The Changing Face of Customer Technology
From the contact centre to the web and mobile, technology is central to how organisations interact with their customers to deliver an enhanced experience. Consequently it seems hard to believe that the Customer Relationship Management (CRM) software market is now over 20 years old. The appetite for CRM software remains as healthy as ever. According to Gartner it is growing at an impressive 13.7% globally, and is worth currently worth $20.7 billion in annual revenues. What is driving this growth is obvious – an insatiable appetite within organisations to better understand customers and do whatever is necessary to attract and retain their business.
It’s easy to forget just how much CRM technologies have changed in the last two decades. As Kate Leggett of Forrester points out CRM originally started out by tackling operational efficiencies. It aggregated customer data, analysed it and automated workflows to optimise customer engagement processes. By reducing marketing costs, decreasing service resolution times or boosting sales pipeline visibility, companies could claim an ROI from their CRM investment. Modern CRM tools build on this heritage and now focus on enabling good customer experiences that meet customer needs. With far more interaction and transaction data available than ever before, CRM is now about delivering contextual experiences that add value to the customer over a range of social, digital and mobile channels.
Integrating the experience
Therefore there is now a need to bring customer experience and customer engagement together like never before. In particular, this means integrating CRM and the contact centre into a single architecture that is flexible, adaptable and scalable to meet corporate needs. This is why Gartner believes that organisations are moving to ‘Customer Engagement Centers’ (CEC) where technology and business applications are engineered to provide customer service and support, regardless of the interaction (or engagement) channel. In the CEC environment Gartner argued there are 5 things that CRM can do better:
- Mobile – delivering a tailored experience and support to consumers using tablets and smartphones.
- Empowering agents with the right context around particular interactions.
- Arming agents with correct, consistent information to meet customer needs.
- Providing an improved, more intuitive, web experience for site visitors.
- Giving agents the ability to listen to customers on social media and engage with them more easily.
At Eptica, we believe there are 8 technology areas to focus on when building an integrated customer engagement solution:
- Open.
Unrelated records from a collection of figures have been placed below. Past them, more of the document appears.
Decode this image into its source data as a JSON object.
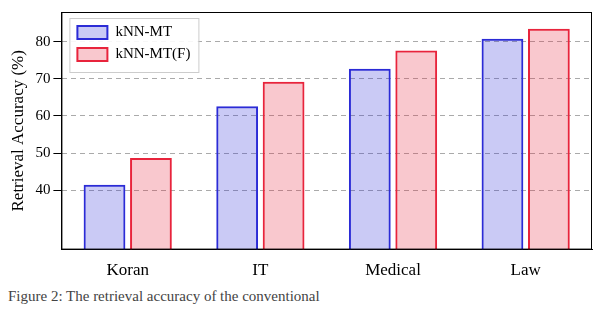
{
  "chart_data": {
    "type": "bar",
    "categories": [
      "Koran",
      "IT",
      "Medical",
      "Law"
    ],
    "series": [
      {
        "name": "kNN-MT",
        "color": "#2b2bd6",
        "values": [
          41.5,
          62.6,
          72.7,
          80.8
        ]
      },
      {
        "name": "kNN-MT(F)",
        "color": "#e8243c",
        "values": [
          48.7,
          69.2,
          77.6,
          83.5
        ]
      }
    ],
    "y_label": "Retrieval Accuracy (%)",
    "ylim": [
      24,
      88
    ],
    "yticks": [
      40,
      50,
      60,
      70,
      80
    ],
    "grid": true,
    "legend": "upper left",
    "caption": "Figure 2: The retrieval accuracy of the conventional"
  }
}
APIs must enable organisations to link to external and existing systems and share information seamlessly to integrate operations.
- Flexible. Technology should have the option of being deployed in the cloud, as well as on-premise, to give flexibility and scalability.
- Scalable. Digital interactions are increasing rapidly, so technology has to be able to cope and be simple to extend to new channels as needs change.
- Easy to use. A good user experience for agents cuts training costs and means they’ll be able to deliver the best possible customer experience.
- Easy to maintain. If the system is simple and easy to update, efficiency is increased and staff time is freed up to concentrate on helping customers.
- Driven by knowledge. Systems built on a single, centralised knowledgebase that underpins all channels are the only way to ensure consistency and efficiency.
- Workflow. Increasingly the whole organisation is involved in the customer experience. Software therefore needs to have the ability to route interactions across the company to provide a seamless, joined-up experience for the customer.
- Analysis. Techniques like linguistics can play a vital role in better understanding customer interactions by providing a richer view of what customers are really looking for when engaging with an organisation. This can also add to an organisation’s Big Data and Voice of the Customer programmes and provide long and short term analysis of customer demands.
From tablets to smartphones, customers today rely on technology as never before. Only those organisations that similarly empower themselves by integrating CRM, contact centre and customer engagement technologies can hope to understand their needs and keep one step ahead in highly competitive markets.